I was in Clydebank last week looking at regeneration opportunities and I was impressed with what I’m seeing on Queens Quay and the civic area around the Town Hall.

The improved environment will be worth the short term disruption.The new water heat source energy centre is looking great and is ready to supply cheap, green heating and hot water to the new housing being built in the area. Our care home is also looking great and I can’t wait until it’s safe for me to have a visit and talk to some of the staff and residents.

Bankies can be proud of what is rising out of the ground at the former John Brown’s yard and beyond; a modern tribute to a proud history.

The hope is that this Monday, August 9 will be our release from most Covid restrictions and a return to something much closer to normality.
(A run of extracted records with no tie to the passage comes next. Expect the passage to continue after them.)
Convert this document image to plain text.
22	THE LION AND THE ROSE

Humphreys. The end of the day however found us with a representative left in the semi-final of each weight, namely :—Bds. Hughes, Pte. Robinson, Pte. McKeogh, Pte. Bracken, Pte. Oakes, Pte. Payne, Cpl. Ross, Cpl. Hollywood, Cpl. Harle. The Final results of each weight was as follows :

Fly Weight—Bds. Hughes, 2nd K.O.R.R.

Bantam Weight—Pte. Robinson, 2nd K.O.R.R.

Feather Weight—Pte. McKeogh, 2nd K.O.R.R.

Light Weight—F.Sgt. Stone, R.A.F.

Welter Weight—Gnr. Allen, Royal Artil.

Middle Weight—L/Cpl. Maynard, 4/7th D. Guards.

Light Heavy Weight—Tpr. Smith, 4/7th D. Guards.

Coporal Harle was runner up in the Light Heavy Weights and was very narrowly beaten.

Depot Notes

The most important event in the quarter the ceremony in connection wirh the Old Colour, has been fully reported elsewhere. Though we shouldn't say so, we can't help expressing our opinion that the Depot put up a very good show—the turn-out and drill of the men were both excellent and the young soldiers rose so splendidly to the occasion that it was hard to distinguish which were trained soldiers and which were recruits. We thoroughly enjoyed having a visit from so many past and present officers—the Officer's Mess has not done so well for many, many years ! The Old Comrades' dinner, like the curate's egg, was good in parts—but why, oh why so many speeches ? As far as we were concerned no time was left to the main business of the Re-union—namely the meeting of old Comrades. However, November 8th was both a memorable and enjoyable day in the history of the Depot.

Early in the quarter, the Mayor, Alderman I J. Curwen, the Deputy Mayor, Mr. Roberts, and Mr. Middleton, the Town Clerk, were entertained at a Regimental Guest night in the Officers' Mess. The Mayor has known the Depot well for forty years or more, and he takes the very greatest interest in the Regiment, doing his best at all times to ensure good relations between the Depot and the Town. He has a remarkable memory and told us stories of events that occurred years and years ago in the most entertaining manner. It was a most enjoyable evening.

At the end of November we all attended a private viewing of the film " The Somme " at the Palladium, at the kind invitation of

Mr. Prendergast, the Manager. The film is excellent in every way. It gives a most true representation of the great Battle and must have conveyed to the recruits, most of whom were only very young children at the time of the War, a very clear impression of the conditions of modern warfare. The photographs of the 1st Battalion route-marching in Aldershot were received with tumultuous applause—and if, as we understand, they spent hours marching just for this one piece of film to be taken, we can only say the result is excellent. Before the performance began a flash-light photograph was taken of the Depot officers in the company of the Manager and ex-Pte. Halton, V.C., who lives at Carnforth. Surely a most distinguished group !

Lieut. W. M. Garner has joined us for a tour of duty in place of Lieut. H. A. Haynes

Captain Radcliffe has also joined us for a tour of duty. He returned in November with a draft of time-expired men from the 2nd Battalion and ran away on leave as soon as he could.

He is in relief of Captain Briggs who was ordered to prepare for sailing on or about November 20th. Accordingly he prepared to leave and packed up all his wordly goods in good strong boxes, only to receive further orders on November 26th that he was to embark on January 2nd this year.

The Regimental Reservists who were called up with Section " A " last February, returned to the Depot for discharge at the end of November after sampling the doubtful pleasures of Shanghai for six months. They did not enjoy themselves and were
I’d urge people to continue to follow any government/health advice issued and to respect employees in local businesses and public services who are continuing to do their best to serve and protect our communities.

Further afield, recent youth violence in and around Balloch Park is unacceptable.

I have met with the police and other community leaders to agree a plan to tackle this anti-social behaviour.

Balloch remains a safe place to visit and enjoy, and there is an increased police presence and work going on in the background to deal with the problem element. I cannot go into detail lest the actions being taken be undermined, but I would like to thank the police for the very quick and proactive response they are taking in our community.

The recent deaths in Loch Lomond and other lochs and rivers across the country are tragic, and people need to make themselves aware of the dangers of swimming in open water before they venture out there.

Open water swimming can be fun, invigorating and a great way to exercise, but you need to research the area you intend to swim before you get in the water and prepare appropriately.

Loch Lomond, for example, has many areas where the loch bed suddenly drops away and there are hidden currents beneath the surface. There are also significant ‘cold spots’, where the water can be 10 degrees or more colder than surrounding water.

If you find yourself suddenly in one of these low temperature spots, your body will involuntarily tense and gasp for air.

You could easily find yourself incapable of keeping your head above water while uncontrollably inhaling.

Know what you’re doing, where you’re swimming and how to prepare before swimming wild.